Hale's Death Represents The Death Of Hosts

Tessa Thompson as Hale in Westworld

After defeating the Man in Black and carrying out Bernard's wish to upload Dolores into the Sublime, Charlotte Hale no longer serves a function. Her world destroyed and her story over, Hale strips down to her skeleton, sits by a river, and crushes her own pearl. Far more than just the destruction of Hale alone, this moment symbolizes the downfall of the entire host race. When Robert Ford and Arnold first brought hosts into existence, they were naked, mechanical robots that looked exactly like Hale sitting by the river outside Hoover Dam. Westworld creates a "full circle" moment here.
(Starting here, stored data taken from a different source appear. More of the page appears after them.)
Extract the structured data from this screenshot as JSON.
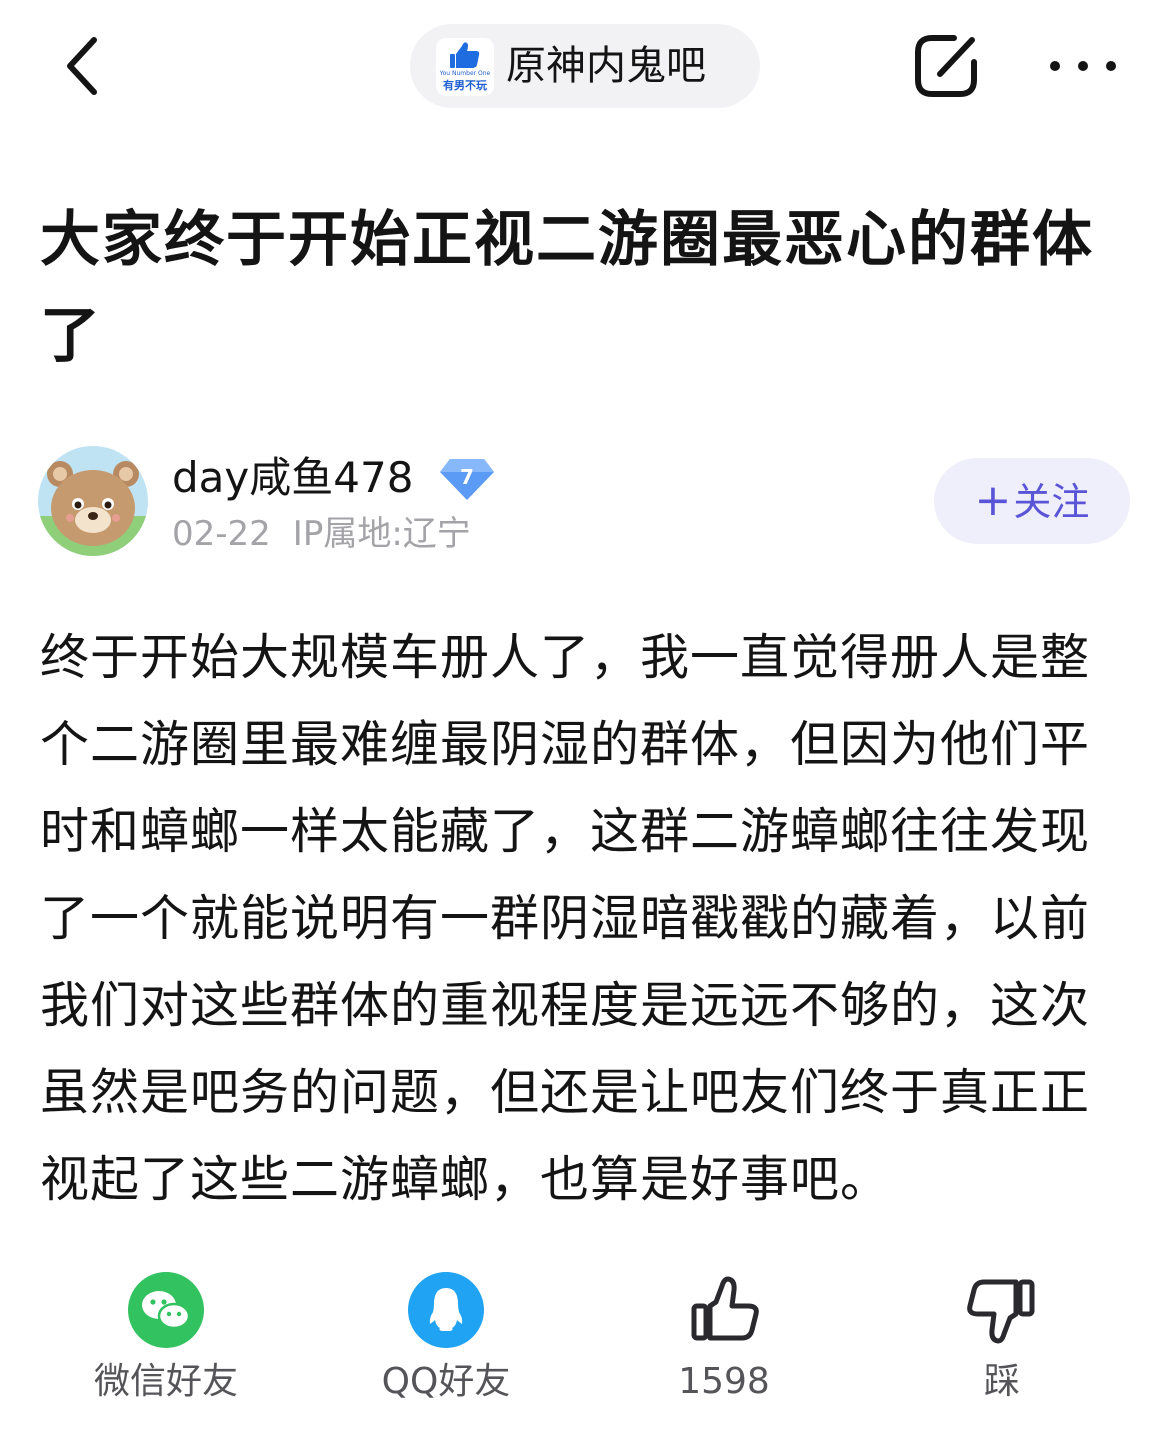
{
  "header": {
    "forum_name": "原神内鬼吧",
    "forum_logo_tag": "You Number One",
    "forum_logo_text": "有男不玩",
    "icons": [
      "back-chevron-icon",
      "forum-logo",
      "edit-icon",
      "more-dots-icon"
    ]
  },
  "post": {
    "title": "大家终于开始正视二游圈最恶心的群体了",
    "author": {
      "name": "day咸鱼478",
      "level": "7",
      "date": "02-22",
      "ip_location": "IP属地:辽宁",
      "follow_label": "关注",
      "follow_plus": "+"
    },
    "body": "终于开始大规模车册人了，我一直觉得册人是整个二游圈里最难缠最阴湿的群体，但因为他们平时和蟑螂一样太能藏了，这群二游蟑螂往往发现了一个就能说明有一群阴湿暗戳戳的藏着，以前我们对这些群体的重视程度是远远不够的，这次虽然是吧务的问题，但还是让吧友们终于真正正视起了这些二游蟑螂，也算是好事吧。"
  },
  "actions": {
    "wechat_label": "微信好友",
    "qq_label": "QQ好友",
    "like_count": "1598",
    "dislike_label": "踩"
  },
  "colors": {
    "accent": "#5a55d6",
    "follow_bg": "#efeefb",
    "wechat_green": "#33c260",
    "qq_blue": "#1fa3f2",
    "muted_text": "#a3a3a8",
    "badge_blue": "#4f8ff3"
  }
}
Hale crushing her pearl represents how hosts brought about their own demise, and returning to the classic metal chassis for this seismic moment is a poetic way to reference the genesis of hosts during their extinction.

Westworld is maybe guilty of prioritizing emotion over logic in Charlotte Hale's final moments. Tessa Thompson's character removes her own pearl, but is able to break it in her hand despite the sphere no longer being plugged into a physical body. From everything Westworld has shown of host physiology thus far, pearl removal should instantly take the host offline. Perhaps Hale programmed the bodily movements before plucking the little ball from her skull, or maybe there's a short-term memory bank separate from the main control unit. However Westworld season 4 fudges the science, the importance of a mechanical host body crushing their pearl as a closing image cannot be overstated.